There's a highway that heads out of town. I've been down it so many times, going away, off to do or see or be somewhere else. Its the road I drove when I was a senior in high school, with special permission to visit my sister at college for the first time. Alone. Overnight. I sat behind the wheel in our family's giant van, excited by the freedom and independence I was given, and a little terrified that I would get lost in the cold, dark backwoods that I had to travel once I got off the highway. I made it, remembering the route I had driven when we dropped her off in the summer, when mom and dad decided to sit in the back and remember every special moment of my sister's life, crying and laughing, and I rolled my eyes up front. I got to go a few times over the next couple of years, although visiting a college dorm is a little less exciting when you also live in one. But that first visit...I still remember the excited feeling of being on my own, driving my sister and her roommate to a Mexican restaurant a few towns away for dinner, the flowery smell of a girl's dorm (who doesn't have college flashbacks when she smells that cheap air freshener they sell at the dollar store?). It was on that road, returning from one of those visits, when I got my first (only?) speeding ticket. The trembling fear of being pulled over, not knowing what to do or say, and of course, the sinking loss of freedom once mom and dad found out. Except the cop gave me a ticket and a fine to pay, and I had a job and a checking account, so I mailed off the payment ($140 people, it set me back!), thinking I was free and clear from having my driving privileges suspended. But I didn't know that the insurance company would send Mom and Dad a letter a few months later, informing them that their rate was going up because their daughter had been pulled over. Trust me, its worse trying to explain something after many months have passed than to just fess up right away. Because not only did I get caught, but I lost trust.

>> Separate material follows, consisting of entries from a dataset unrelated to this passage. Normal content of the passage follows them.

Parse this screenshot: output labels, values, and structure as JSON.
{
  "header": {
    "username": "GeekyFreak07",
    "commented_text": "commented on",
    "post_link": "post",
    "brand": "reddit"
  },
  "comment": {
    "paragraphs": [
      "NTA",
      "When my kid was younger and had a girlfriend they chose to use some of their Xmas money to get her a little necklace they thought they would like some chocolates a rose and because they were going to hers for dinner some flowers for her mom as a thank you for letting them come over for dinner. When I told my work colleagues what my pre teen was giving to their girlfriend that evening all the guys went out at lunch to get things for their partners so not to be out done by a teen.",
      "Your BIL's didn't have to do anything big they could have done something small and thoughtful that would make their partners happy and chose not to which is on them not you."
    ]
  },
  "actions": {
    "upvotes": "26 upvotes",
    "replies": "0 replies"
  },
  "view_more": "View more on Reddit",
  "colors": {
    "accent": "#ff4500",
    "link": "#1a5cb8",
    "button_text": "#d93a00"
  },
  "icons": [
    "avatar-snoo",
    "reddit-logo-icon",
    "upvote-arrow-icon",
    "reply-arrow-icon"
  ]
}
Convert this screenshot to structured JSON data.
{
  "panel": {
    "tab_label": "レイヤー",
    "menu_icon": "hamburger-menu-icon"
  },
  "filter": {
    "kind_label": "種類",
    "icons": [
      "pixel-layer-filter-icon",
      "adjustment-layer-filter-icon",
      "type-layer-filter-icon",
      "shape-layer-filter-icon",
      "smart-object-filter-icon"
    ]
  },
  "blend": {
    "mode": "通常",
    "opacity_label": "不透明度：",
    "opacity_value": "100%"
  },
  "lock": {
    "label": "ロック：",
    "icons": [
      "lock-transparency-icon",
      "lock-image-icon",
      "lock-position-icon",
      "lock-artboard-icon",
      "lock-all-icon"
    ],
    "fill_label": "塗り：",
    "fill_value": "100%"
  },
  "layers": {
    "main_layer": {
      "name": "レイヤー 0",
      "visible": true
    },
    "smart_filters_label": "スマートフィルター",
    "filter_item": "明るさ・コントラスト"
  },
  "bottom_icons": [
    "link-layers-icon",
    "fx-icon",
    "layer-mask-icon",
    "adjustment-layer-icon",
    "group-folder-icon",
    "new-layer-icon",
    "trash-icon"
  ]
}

I hit the road again when my boyfriend (now husband) started college. The first time I visited him was on September 11th. Classes were cancelled, and I sat in my friend's dorm watching the news for about an hour, until the newscaster said, "This is a time to be with the one's you love", and I didn't think of my parents only an hour away, or my sister at her college further away, I thought of the man I loved, four hours away, and I hopped in my car and went to him. I should mention this was right around the time that we each had gotten cell phones, but I was young and impetuous, and calling to make sure it was a good time (even calling my parents to let them know what i was doing) seemed crass and unromantic. So I showed up at his dorm and met a cast of characters that I would grow to resent for being idiots and influencing the most important person in my life. This was the first of many trips, each fueled by an excitement to get there, every love song playing on the radio communicating to my foot to press a little harder on the accelerator. Each trip was also marked by a tearful goodbye in a parking lot, surrounded by people heading to the cafeteria, feeling jealous that they were so close to him, able to see him whenever they wanted, full of heartache as I drove home, the love songs causing a new wave of tears. Eventually, we both lived in the same place, the goodbyes were short-lived, lasting only the night, until they were ended altogether by the exchange of rings and vows, the cutting of a cake and the unloading of all our possessions into the same home.
But still, I went down the road. Because my best friend went to a college and settled into the city and married the love of her life, a native, and every few months, a trip was made to see each other. Sometimes I had company in the car with me, my husband cracking jokes and finding the station playing Backstreet Boys so he could be cheesy and sing along, or a baby riding in the back, crying for 60 straight miles, not wanting to stop because that was just more time in transit, but also not wanting to listen to him cry. As soon as I crossed the threshold, it was a race to speak all the words I'd stored up, share all the stories that had built up in my mind, listen to hers, laugh and be together, because its only ever a visit, the time for long discussions and silent camaraderie are over. We are both wives and mothers who have houses to clean and relatives to spend time with, children who demand our attention, more attention than we thought we had to give, jobs and chores and errands that don't care if we are seeing each other, won't let us have a week off. Sleep is seen as optional, and I always drive home with a caffeinated beverage in hand, slapping my cheeks and cranking the A/C, because if I've learned one thing on all these drives, its that heat makes me sleepy, so no matter what the weather, its cold air blasting through the vents.
I went there again this weekend, to see the new baby and support my friend, but I went alone. I drove in peace and quiet, and remembered all the drives that had come before. I noticed how the curve of the road caused an emotional reaction, how my heart remembered the signs and filled with longing at the memory of what used to wait for me at the end. But its different now. Because my home is actually at my home, where my family sleeps and eats, and the world beyond doesn't beckon me like it used to. Home used to be a place to escape, a boring place where time stood still and everything I wanted required a drive down the road, out of town. For the first time, its the drive home that makes me press a little harder on the accelerator, the image of my boys waiting at the door, ready to jump on me all at once the second I walk through the door, my husband smiling and pulling me close despite the small bodies wrapped around my legs, the house that we have made a home protecting us and keeping us together.